La regista, nata in Belgio nel 1928, nell’incontro romano, moderato dal direttore della Cineteca di Bologna, Gian Luca Farinelli, ha ulteriormente vitalizzato il suo spirito cinefilo e questo ultimo lavoro per immagini, raccontando generosamente ogni dettaglio e curiosità.
“La cucina – spazio in cui avvengono alcune conversazioni preparatorie e di confronto tra JR e lei – è un luogo di altissima cultura e conversazione. Nel film le scene in cucina non sono state casuali: erano preparate, ma è questa l’unica parte non documentaria. Tutte le altre sequenze sono frutto di incontri spontanei con le persone”.
JR – non presente fisicamente all’incontro romano, ma in forma di spassoso cartonato accanto alla sua co-regista – non è difficile da definire, dice Agnès Varda. “Con il suo furgone/progetto Inside Out crea legami sociali e artistici, questo il suo obiettivo, la sua voglia.

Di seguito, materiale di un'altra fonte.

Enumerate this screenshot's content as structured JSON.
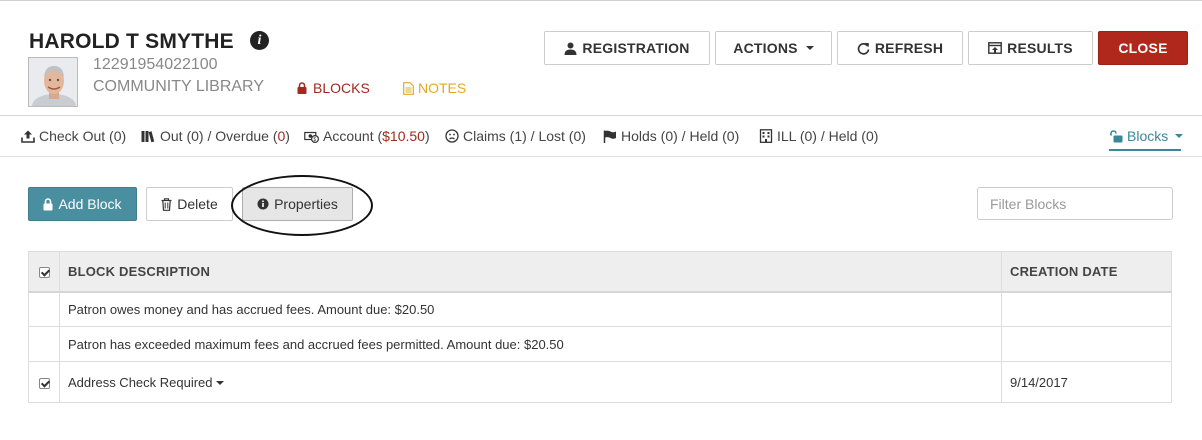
{
  "patron": {
    "name": "HAROLD T SMYTHE",
    "barcode": "12291954022100",
    "library": "COMMUNITY LIBRARY",
    "blocks_label": "BLOCKS",
    "notes_label": "NOTES"
  },
  "header_buttons": {
    "registration": "REGISTRATION",
    "actions": "ACTIONS",
    "refresh": "REFRESH",
    "results": "RESULTS",
    "close": "CLOSE"
  },
  "nav": {
    "checkout": "Check Out (0)",
    "out_prefix": "Out (0) / Overdue (",
    "out_overdue": "0",
    "out_suffix": ")",
    "account_prefix": "Account (",
    "account_amount": "$10.50",
    "account_suffix": ")",
    "claims": "Claims (1) / Lost (0)",
    "holds": "Holds (0) / Held (0)",
    "ill": "ILL (0) / Held (0)",
    "blocks": "Blocks"
  },
  "toolbar": {
    "add_block": "Add Block",
    "delete": "Delete",
    "properties": "Properties",
    "filter_placeholder": "Filter Blocks"
  },
  "table": {
    "headers": {
      "description": "BLOCK DESCRIPTION",
      "creation_date": "CREATION DATE"
    },
    "rows": [
      {
        "description": "Patron owes money and has accrued fees. Amount due: $20.50",
        "date": "",
        "checked": false
      },
      {
        "description": "Patron has exceeded maximum fees and accrued fees permitted. Amount due: $20.50",
        "date": "",
        "checked": false
      },
      {
        "description": "Address Check Required",
        "date": "9/14/2017",
        "checked": true
      }
    ]
  },
  "colors": {
    "close_red": "#b0281c",
    "blocks_red": "#a12a20",
    "notes_yellow": "#e3a827",
    "teal": "#4a8fa0"
  }
}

L’arte può cambiare lo sguardo su chiunque abbiamo vicino. E creare legami sociali è alla base del suo operato”.
Varda precisa che: “Il nostro lavoro è stato complementare, ma l’empatia la stessa. A nessuna delle persone incontrate abbiamo chiesto un’opinione politica, ma la partecipazione come esseri umani e loro hanno capito che non ci ponevamo come artisti che si collocano su un piedistallo, ma alla loro portata”.
Dettaglio particolare del rapporto affettivo, oltre che artistico, nato tra la novantenne regista e il trentacinquenne fotografo, che evidenzia lei stessa, riferendo un particolare, che si estrapola da un dialogo del film sulla morte e sulla paura della morte. Agnès Varda racconta di non averne timore, ma di aspettarla in quanto punto di fine. Riprendendo il passaggio, Varda precisa: “Anzitutto, non sono ancora morta. Ma la cosa che mi interessava era poter scherzare con un uomo molto giovane sul tempo che passa, mentre lui si divertiva a fotografarmi i piedi, le cui gigantografie ha poi incollato su dei vagoni, questo perché per JR era il modo per farli arrivare dove, da sola, ora non arriverò più”.

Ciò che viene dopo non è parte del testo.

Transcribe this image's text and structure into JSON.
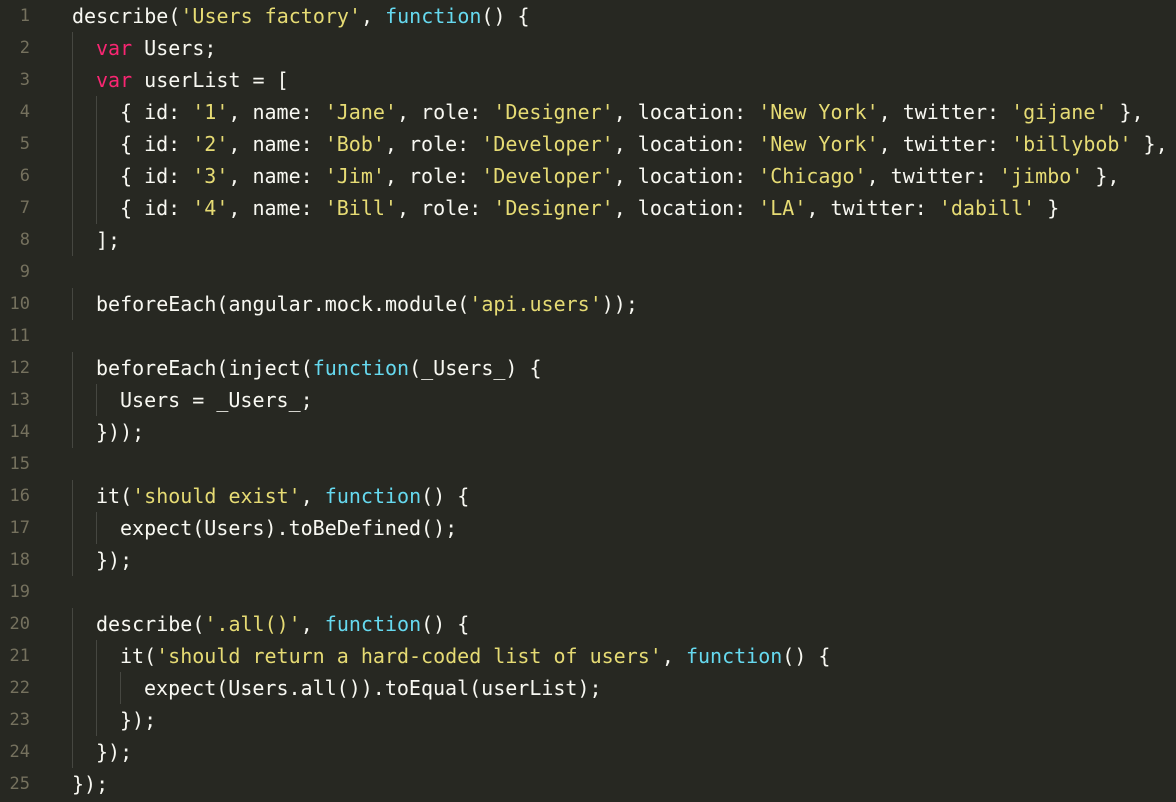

In questo documentario fotografia e cinema si coniugano e la regista spiega che: “questo è il rapporto che racconta un po’ tutta la mia vita, le mie tre vite: di fotografa, regista e artista. Nel film tutto è stato a quattro mani e a quattro occhi, tutto fatto sempre insieme. Ma ‘in fondo l’arte è fatta proprio per sorprendere’, come ha detto anche uno dei nostri operai intervistati. Fotografia e cinema sono diverse, a volte gli sguardi sono differenti, altre volte no, ma io, nella mia vita, ho spesso mischiato, perché mi piace distruggere le barriere”.

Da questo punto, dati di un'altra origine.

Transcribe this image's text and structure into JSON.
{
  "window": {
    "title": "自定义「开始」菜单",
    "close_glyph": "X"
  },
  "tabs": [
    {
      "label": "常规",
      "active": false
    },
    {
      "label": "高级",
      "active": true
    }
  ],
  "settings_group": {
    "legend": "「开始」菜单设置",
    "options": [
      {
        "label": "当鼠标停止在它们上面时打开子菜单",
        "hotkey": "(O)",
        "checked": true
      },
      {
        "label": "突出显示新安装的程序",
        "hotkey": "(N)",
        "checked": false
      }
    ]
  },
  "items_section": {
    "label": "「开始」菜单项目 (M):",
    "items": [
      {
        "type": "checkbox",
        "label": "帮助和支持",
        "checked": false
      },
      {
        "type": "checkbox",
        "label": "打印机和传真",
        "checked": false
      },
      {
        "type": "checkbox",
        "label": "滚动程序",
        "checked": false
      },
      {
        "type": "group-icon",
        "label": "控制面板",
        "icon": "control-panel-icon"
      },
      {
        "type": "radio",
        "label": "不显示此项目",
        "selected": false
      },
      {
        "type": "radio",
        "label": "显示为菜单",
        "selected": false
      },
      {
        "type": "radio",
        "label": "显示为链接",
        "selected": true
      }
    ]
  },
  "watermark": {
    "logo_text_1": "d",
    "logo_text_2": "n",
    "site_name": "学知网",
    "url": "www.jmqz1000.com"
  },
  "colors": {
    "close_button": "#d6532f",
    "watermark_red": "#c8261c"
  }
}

Il documentario ha ottenuto molti riconoscimenti: L’Oeil d’or a Cannes, il premio Miglior Documentario per il New York Film Critics Circle, il premio Miglior Documentario per la Los Angeles Film Critics Association, oltre alla nomination all’Oscar nella sezione Documentario. Inoltre, Agnès Varda, in prima persona, è stata insignita dell’Oscar alla Carriera nello scorso novembre, prima donna in assoluto a ricevere il premio. “Mi sono sentita una piccola regina”, ha commentato a distanza di alcuni mesi.
Visages Villages esce in sala il 15 marzo, in 26 copie, distribuito dalla Cineteca di Bologna. Il documentario è stato prodotto dalla figlia di lei, Rosalie Varda, che ha avuto l’idea del crowdfunding, che la regista ha spiegato essere: “cosa per me insolita, ma che ci ha permesso di partire, viaggiando una settimana al mese”. Sono state più di 400 persone ad aderire, e sono tutte nominate nei titoli di testa. Successivamente il film è entrato nelle dinamiche classiche della produzione e distribuzione. “Ho trovato interessante questa formula, perché ci ha permesso di iniziare a realizzare subito il progetto”, ha concluso Agnès Varda.